HomeNewsAI Models
AI ModelsTech Radar

Google DeepMind Releases Gemini 2.5 Ultra — Tops Major Benchmarks

Gemini 2.5 Ultra achieves state-of-the-art scores on MMLU, HumanEval, and MATH benchmarks, with native audio and video understanding built in.

Google BlogMay 16, 2026

Google DeepMind released Gemini 2.5 Ultra, claiming state-of-the-art performance across a comprehensive suite of academic and real-world benchmarks. The model achieves top scores on MMLU (93.8%), HumanEval (91.2%), and MATH (94.5%), and demonstrates particularly strong performance on scientific reasoning tasks.

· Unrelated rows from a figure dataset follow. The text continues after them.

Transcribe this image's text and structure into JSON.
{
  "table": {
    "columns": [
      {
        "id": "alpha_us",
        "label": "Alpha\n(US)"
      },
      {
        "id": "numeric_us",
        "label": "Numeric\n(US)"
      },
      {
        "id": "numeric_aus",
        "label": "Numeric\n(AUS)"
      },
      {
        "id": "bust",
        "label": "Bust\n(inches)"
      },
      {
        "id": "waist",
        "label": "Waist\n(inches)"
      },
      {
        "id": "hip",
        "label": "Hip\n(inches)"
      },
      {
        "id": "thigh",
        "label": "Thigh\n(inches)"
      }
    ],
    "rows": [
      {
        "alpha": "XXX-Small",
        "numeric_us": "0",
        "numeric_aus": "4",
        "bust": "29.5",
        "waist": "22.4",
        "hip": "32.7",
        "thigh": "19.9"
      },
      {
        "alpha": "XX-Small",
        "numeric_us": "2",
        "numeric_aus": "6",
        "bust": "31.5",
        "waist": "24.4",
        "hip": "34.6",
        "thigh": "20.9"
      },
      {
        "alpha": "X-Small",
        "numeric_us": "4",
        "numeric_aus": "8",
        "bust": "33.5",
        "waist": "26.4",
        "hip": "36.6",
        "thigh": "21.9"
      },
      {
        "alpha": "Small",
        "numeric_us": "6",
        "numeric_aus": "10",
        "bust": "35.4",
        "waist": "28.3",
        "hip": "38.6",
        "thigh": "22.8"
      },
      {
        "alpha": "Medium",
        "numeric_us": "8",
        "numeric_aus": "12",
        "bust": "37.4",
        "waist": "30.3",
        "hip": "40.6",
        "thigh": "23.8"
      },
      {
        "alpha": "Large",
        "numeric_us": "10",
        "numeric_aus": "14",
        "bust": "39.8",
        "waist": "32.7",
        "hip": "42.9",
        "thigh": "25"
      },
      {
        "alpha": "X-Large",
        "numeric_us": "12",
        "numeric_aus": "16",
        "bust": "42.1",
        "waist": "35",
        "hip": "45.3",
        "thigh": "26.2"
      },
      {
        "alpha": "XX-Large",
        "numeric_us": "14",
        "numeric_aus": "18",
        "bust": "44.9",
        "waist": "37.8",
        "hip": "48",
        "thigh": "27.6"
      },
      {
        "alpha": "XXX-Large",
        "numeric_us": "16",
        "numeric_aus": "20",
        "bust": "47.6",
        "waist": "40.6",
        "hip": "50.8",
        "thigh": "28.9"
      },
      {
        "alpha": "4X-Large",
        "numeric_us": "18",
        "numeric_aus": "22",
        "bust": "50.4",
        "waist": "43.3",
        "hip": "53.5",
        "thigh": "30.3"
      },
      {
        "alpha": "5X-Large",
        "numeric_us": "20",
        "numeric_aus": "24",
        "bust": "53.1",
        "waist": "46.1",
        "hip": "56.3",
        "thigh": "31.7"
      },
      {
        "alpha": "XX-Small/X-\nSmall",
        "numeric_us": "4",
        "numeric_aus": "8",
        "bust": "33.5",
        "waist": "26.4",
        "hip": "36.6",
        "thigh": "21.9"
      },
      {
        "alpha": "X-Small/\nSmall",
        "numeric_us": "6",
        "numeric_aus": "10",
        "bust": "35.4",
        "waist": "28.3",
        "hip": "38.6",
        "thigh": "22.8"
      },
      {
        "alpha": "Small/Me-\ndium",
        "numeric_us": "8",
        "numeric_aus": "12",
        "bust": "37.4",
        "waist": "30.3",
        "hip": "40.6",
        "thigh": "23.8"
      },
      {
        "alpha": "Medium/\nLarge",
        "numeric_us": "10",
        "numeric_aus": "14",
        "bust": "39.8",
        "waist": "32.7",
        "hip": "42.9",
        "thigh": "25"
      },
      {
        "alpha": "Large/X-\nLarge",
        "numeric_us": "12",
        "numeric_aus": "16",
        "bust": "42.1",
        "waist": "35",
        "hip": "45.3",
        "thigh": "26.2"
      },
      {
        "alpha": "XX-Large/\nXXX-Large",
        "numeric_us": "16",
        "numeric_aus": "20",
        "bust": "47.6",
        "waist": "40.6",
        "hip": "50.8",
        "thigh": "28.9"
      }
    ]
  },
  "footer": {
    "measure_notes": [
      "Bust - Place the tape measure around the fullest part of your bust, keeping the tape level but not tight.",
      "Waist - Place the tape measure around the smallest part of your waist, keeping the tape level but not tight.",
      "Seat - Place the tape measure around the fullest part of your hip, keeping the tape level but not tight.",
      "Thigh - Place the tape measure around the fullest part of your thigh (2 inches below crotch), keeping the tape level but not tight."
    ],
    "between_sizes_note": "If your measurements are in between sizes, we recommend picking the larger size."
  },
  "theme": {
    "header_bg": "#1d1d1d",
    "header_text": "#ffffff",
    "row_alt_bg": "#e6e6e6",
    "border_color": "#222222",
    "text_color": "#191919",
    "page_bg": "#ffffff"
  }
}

Unlike its predecessors, Gemini 2.5 Ultra was built natively multimodal from the ground up — meaning audio, video, image, and text are processed through the same architecture rather than bolted together. This results in notably better cross-modal reasoning, such as answering questions about content in a video using information from an accompanying document.

Benchmark performance highlights

  • MMLU: 93.8% (new state-of-the-art at release)
  • HumanEval (code): 91.2%
  • MATH: 94.5%
  • GPQA Diamond (graduate-level science): 86.4%
  • Video-MME (video understanding): 84.1%
Gemini 2.5 Ultra is our most capable model yet, and the results on science and mathematics tasks show what is possible when multimodality is native rather than patched on. — Demis Hassabis, CEO Google DeepMind

The model is available via Google AI Studio and Vertex AI with a 1 million token context window. A 2 million token variant is in preview for enterprise customers.